Something tiny and black-and-white leapt up from almost under his horse’s hooves, barking furiously. Startled out of its somnolence, the gelding squealed and reared, and its rider, equally surprised, was nearly thrown. It took most of his not inconsiderable skill to calm his mount as the little dog fussed indignantly around, still protesting at its narrow escape. Then a hand whipped it out of reach by the scruff of its neck, and a furious, breathless voice ordered it to sit, following up this command with a brisk tap on its rump. ‘You may nearly have been trodden on, but there’s no call to make things worse!’ said the voice severely to the dog, which lowered its head and cringed guiltily.
By this time the boy had leisure enough for a proper view of the owner of voice and dog: which proved to be a child, a girl not much younger than himself, with lint-fair hair tangled round her face and wearing a grass-green linsey-woolsey dress and an apron that had seen better days.
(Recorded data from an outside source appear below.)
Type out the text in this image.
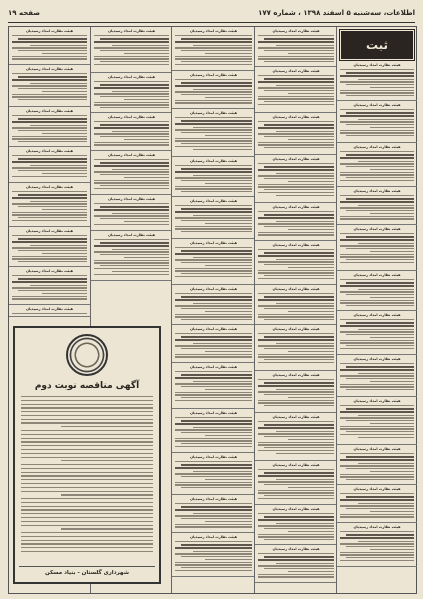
اطلاعات، سه‌شنبه ۵ اسفند ۱۳۹۸ ، شماره ۱۷۷
صفحه ۱۹
هیئت نظارت امداد رسیدیان
هیئت نظارت امداد رسیدیان
هیئت نظارت امداد رسیدیان
هیئت نظارت امداد رسیدیان
هیئت نظارت امداد رسیدیان
هیئت نظارت امداد رسیدیان
هیئت نظارت امداد رسیدیان
هیئت نظارت امداد رسیدیان
هیئت نظارت امداد رسیدیان
هیئت نظارت امداد رسیدیان
هیئت نظارت امداد رسیدیان
هیئت نظارت امداد رسیدیان
هیئت نظارت امداد رسیدیان
هیئت نظارت امداد رسیدیان
هیئت نظارت امداد رسیدیان
هیئت نظارت امداد رسیدیان
هیئت نظارت امداد رسیدیان
هیئت نظارت امداد رسیدیان
هیئت نظارت امداد رسیدیان
هیئت نظارت امداد رسیدیان
هیئت نظارت امداد رسیدیان
هیئت نظارت امداد رسیدیان
هیئت نظارت امداد رسیدیان
هیئت نظارت امداد رسیدیان
هیئت نظارت امداد رسیدیان
هیئت نظارت امداد رسیدیان
هیئت نظارت امداد رسیدیان
هیئت نظارت امداد رسیدیان
هیئت نظارت امداد رسیدیان
هیئت نظارت امداد رسیدیان
هیئت نظارت امداد رسیدیان
هیئت نظارت امداد رسیدیان
هیئت نظارت امداد رسیدیان
هیئت نظارت امداد رسیدیان
هیئت نظارت امداد رسیدیان
هیئت نظارت امداد رسیدیان
هیئت نظارت امداد رسیدیان
هیئت نظارت امداد رسیدیان
هیئت نظارت امداد رسیدیان
هیئت نظارت امداد رسیدیان
ثبت
هیئت نظارت امداد رسیدیان
هیئت نظارت امداد رسیدیان
هیئت نظارت امداد رسیدیان
هیئت نظارت امداد رسیدیان
هیئت نظارت امداد رسیدیان
هیئت نظارت امداد رسیدیان
هیئت نظارت امداد رسیدیان
هیئت نظارت امداد رسیدیان
هیئت نظارت امداد رسیدیان
هیئت نظارت امداد رسیدیان
هیئت نظارت امداد رسیدیان
هیئت نظارت امداد رسیدیان
آگهی مناقصه نوبت دوم
شهرداری گلستان - بنیاد مسکن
She said defensively, ‘Can’t you look where you’re going? You nearly ran us down!’
He had immediately assumed her to be some villager’s brat: the sharpness and tone of her voice, with a faint accent he could not recognise, told him different. Angry after his alarm, he attacked in return. ‘That’s not a thing I could have avoided very well, is it? What were you doing, anyway, skulking about in the bushes with your unmannerly cur?’
‘That’s none of your business! And Mab’s no cur, she’s a dear old lady even if she is a bit deaf, and she’s seen hard times and deserves more respect than you’ve given her — so if you’re a gentleman you’ll say you’re sorry and be on your way!’ And with an angry flourish, the girl stood aside to let him pass.
And he would have done, had not a flash of white on the ground caught his eye and his attention. The girl followed his gaze and then snatched it up and held it behind her back, her face, reddening, daring him to comment. But he had seen what it was and, his interest held, said quietly, ‘I’m sorry if I was rude. Have you been drawing? Can I see?’ His curiosity grew: it was, at the very least, a strange thing for a young girl of (presumably) good family to be doing up here on the sheepwalks above the River Swere. Who was she, and where did she live?
The girl stared at him intently, suspiciously. He noticed her eyes: they were long, a smoky green colour, watchful and wary, incongruously adult in her pointed, freckled, sun-flushed child’s face. Evidently her assessment of him was favourable, for she gave a sudden wry shrug and grinned. ‘Yes. I was drawing Ashcott, that’s the house down there, that’s where I live.’ And the white paper was thrust out at him and her eyes, as he took it, all the while daring him to laugh, to sneer, to make cruel comments. But he remembered, with a pang of mortification, his own childish efforts at creation that had doubtless been the subject of much adult amusement behind his back: and knew that, if necessary, he would lie kindly.
But there was no need. He knew very little of drawing or painting: words fascinated him, it was words he could control and manipulate and one day, perhaps, join into poetry. But even his inexperienced eye could discern that the detailed pen-and-ink drawing of the little golden house below them in its green growing valley, was quite exceptional: and from the hands of a girl perhaps twelve years old, truly astonishing. Something of his admiration and surprise must have shown in his face, for she said, hesitantly, as if such appreciation rarely came her way, ‘Do — do you like it?’